In her letter (The Capital, Oct. 27), Janet Richardson-Pearson, the owner of Crystal Spring Farm and Mas Que Farm, disparages those opposed to the site’s proposed development by casting aspersions on opponents’ truthfulness.
The statements made by the opponents are sourced primarily from the voluminous public filings made by Richardson-Pearson and the developers.
Regarding forest loss and the resultant increase in impervious surfaces leading to more stormwater runoff: Their own filings with the city, dated July 25, show that 39.5 acres of priority forest would be cleared and only 14.65 acres would be replanted.
The developers pledged from the start to reforest 100 percent of the forest that would be cleared but have now broken that promise. More than 50 acres of land would be developed under these plans.
By law, minimum stormwater management requirements must be met. Their pledge to retain or treat 100 percent of the stormwater on the site and not increase pollutant loads is not reflected in their filings.
Her letter attempts to minimize traffic concerns by alluding only to the 383-unit senior facilities. Actually there is at least one plan for her retained property that would clear 12 more acres of priority forest to build as many as 144 non-age-restricted homes.
She states that 122 acres will be preserved.
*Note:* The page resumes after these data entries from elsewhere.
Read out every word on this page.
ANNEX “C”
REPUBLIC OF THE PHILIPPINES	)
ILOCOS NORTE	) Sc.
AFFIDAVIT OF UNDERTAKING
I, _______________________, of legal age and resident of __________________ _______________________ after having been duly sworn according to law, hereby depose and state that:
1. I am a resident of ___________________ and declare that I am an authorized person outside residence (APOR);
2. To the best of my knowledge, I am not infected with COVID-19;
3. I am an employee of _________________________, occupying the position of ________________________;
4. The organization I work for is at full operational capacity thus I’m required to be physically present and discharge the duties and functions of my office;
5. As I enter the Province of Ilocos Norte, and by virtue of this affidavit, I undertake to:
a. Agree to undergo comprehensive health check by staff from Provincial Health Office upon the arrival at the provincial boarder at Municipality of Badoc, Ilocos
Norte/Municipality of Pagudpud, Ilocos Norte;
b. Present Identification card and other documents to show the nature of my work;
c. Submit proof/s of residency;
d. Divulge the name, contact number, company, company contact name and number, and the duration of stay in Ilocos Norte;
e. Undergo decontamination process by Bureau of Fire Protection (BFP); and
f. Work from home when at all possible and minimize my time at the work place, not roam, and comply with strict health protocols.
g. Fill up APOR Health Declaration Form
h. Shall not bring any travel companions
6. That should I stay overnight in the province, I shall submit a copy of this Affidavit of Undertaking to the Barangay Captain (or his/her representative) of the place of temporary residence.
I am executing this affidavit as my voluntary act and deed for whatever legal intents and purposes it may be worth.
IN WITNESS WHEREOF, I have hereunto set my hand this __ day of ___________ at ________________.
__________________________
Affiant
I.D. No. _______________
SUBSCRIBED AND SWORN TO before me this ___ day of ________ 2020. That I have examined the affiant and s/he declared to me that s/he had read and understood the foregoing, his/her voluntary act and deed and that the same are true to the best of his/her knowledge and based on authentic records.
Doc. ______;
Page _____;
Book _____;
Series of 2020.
In reality, a conservation easement on the 75-acre equestrian center is required, but draft easement language would allow development of that acreage for any agricultural use, including buildings, parking lots — even a hog farm, if she chose.
Richard-Pearson leaves out that during the 2005 debate over annexation, she submitted a concept plan showing sketches, which still exist, of 3-to-5-acre farmettes preserving the equestrian nature of her properties, while allowing some commercial or retail development near Forest Drive.